In order to quantify the variability of the nth feature for each subject k, we compute the absolute value of the Pearson’s correlation coefficient between the nth component at window $m,{\mathbf{y}}_n^{[m,k]},$ and the nth component at window $m+1,{\mathbf{y}}_n^{[m+1,k]}.$ Component similarity is then obtained by computing the mean across all adjacent windows. A higher value of this metric suggests that the spatial network is less variable. Figure. 8(e) shows the results for the components that demonstrated significant differences (p < 0.05, corrected) using a permutation test between healthy controls and schizophrenia patients. The VIS, SM, FP and PAR1 components exhibited less variability within the HC group whereas the PAR2 component exhibited less variability in schizophrenia. These components were also identified as less variable among healthy individuals in a previous dynamic study [20]. Deficits in visual perception, attention and motor regions have been previously shown in schizophrenia, which may lead to variability in these components. Figure. 8(f) shows an example of the changes in the visual component of one subject for whom the stationarity is estimated as the highest within the HC and SZ groups. The activated voxels corresponding to the visual component also shows disrupted activation patterns across time for the SZ subject. This is consistent with previous work showing disruptions in the perceptual functions in SZ subjects including abnormalities of smooth pursuit in this group of subjects [45].

VI. Discussion

In recent years, extracting time-varying spatial and temporal features has become of interest in neuroimaging studies. IVA provides a simple linear formulation with minimum assumptions and allows for estimation of spatio-temporal features. However, due to the effect of high dimensionality in IVA, it has been applied to a small number of subjects. We develop a technique that reduces the effect of high dimensionality and extracts time-varying features in both spatial and temporal domain for a large number of subjects. This method extracts reference signals using GICA followed by pt-cIVA to extract their variability across time windows through tuning the constraint parameter. The tuning method effectively captures the variability of the components across time windows using simulated data as compared with using regular cIVA. It also identifies functional connections that differentiate healthy controls and patients with schizophrenia from a large-scale fMRI data.

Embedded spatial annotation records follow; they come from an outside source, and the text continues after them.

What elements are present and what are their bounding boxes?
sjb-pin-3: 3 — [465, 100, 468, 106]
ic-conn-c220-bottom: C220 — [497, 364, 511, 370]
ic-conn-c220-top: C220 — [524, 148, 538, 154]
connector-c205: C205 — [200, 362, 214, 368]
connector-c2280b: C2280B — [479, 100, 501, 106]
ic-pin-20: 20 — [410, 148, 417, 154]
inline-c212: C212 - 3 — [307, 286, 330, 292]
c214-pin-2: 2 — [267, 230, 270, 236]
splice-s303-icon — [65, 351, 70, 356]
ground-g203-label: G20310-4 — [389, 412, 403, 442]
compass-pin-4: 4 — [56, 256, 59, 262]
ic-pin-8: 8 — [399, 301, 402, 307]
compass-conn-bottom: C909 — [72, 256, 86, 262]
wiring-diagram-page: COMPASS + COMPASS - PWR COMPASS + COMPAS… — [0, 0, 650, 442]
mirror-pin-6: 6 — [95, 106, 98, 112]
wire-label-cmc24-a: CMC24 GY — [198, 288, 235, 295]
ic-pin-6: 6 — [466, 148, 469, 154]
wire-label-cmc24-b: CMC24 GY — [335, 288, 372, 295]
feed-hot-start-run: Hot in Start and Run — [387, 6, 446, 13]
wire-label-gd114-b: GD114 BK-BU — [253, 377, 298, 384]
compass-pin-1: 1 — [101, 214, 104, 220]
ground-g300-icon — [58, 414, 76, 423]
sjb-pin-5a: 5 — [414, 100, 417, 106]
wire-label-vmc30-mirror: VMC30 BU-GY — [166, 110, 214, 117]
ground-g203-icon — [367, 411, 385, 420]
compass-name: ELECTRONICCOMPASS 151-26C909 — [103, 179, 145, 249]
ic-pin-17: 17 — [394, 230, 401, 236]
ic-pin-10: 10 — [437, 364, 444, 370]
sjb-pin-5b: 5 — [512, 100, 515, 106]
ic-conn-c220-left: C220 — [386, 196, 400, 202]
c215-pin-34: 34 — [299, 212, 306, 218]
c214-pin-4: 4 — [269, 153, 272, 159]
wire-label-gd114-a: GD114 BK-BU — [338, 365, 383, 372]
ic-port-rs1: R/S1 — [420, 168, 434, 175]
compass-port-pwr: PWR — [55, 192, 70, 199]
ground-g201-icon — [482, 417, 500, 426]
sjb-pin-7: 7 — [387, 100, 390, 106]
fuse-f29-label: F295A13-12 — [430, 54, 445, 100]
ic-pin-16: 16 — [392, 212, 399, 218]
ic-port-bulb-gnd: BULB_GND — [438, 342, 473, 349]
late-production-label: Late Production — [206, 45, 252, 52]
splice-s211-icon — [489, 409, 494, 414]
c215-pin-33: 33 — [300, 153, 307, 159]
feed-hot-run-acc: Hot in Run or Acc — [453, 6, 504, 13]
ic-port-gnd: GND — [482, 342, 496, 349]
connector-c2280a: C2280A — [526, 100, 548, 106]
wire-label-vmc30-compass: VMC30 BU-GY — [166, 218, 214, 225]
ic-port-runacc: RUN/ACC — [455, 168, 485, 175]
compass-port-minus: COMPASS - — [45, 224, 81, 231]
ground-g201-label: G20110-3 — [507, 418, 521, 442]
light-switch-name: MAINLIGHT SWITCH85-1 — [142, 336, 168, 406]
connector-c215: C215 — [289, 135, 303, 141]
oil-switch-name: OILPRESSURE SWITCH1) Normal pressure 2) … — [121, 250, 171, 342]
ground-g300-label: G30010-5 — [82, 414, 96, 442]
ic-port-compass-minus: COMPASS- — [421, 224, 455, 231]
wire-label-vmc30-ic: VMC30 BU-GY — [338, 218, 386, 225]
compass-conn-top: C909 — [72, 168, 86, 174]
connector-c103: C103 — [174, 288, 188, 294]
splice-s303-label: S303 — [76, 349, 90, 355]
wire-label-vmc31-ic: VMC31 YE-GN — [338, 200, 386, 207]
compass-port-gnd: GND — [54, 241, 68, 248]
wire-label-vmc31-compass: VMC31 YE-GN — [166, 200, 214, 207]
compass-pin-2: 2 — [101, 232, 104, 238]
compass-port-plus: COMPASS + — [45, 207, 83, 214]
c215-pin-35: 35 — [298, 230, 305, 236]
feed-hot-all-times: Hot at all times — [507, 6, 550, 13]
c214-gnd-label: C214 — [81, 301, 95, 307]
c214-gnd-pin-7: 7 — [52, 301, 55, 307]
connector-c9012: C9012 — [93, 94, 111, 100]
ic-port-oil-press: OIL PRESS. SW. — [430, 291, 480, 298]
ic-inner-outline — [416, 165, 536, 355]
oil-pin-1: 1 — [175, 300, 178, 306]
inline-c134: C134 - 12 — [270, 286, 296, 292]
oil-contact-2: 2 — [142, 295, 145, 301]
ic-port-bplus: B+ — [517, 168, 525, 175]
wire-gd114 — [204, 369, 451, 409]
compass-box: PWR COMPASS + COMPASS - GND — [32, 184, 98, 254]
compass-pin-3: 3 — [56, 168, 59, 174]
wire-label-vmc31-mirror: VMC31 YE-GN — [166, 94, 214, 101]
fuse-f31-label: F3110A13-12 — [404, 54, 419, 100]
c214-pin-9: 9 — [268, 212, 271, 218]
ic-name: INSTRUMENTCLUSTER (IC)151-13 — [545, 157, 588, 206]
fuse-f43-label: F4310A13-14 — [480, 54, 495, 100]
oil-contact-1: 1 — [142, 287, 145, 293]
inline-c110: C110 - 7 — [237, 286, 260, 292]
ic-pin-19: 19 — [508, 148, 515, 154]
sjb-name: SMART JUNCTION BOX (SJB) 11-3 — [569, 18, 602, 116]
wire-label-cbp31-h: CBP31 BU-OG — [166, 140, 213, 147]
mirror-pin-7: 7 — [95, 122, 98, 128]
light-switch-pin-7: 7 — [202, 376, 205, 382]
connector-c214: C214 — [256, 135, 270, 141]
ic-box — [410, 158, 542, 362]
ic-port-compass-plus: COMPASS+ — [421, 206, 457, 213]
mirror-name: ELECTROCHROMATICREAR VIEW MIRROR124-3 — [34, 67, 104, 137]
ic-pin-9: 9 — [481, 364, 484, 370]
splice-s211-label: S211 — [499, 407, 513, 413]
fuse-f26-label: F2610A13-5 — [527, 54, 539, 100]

The two-stage procedure allows for flexibility in the use of different methods for extraction of reference signals. Methods such as dictionary learning [46] and sparse ICA [47] can be used to exploit sparsity of the components. Matrix decomposition techniques such as multiset canonical correlation analysis (MCCA) [48], population value decomposition [49], shared dictionary learning [50], joint and individual variation explained (JIVE) [51] and common orthogonal basis extraction (COBE) [52] can be used to extract common and individual features from subjects and used as reference signals for the second stage.

The success of the proposed method leads to a number of future directions. Identification of spatial connectivity states and studying potential gains from analyzing them is of interest. Studying the ability of the spatial features to classify subjects can provide a quantification to study the effectiveness of spatial features. Graph theorotical metrics such as dynamic connectivity strength, clustering coefficient and centrality measures can be used to summarize the dynamic spatial networks [53]. Along with capturing variability of the features across time windows, the pt-cIVA technique can be used for applications where the effect of prior information is unknown. In seed-based analysis, selection of ‘seeds’ is crucial to the analysis of fMRI data, i.e., incorrect selection of ‘seeds’ may lead to incorrect detection of connectivity. In analysis of EEG data, prior information regarding target frequencies is imposed on all subjects without any knowledge about the presence of these frequencies for each subject. The use of pt-cIVA model would automatically weigh the influence of incorrect reference selection.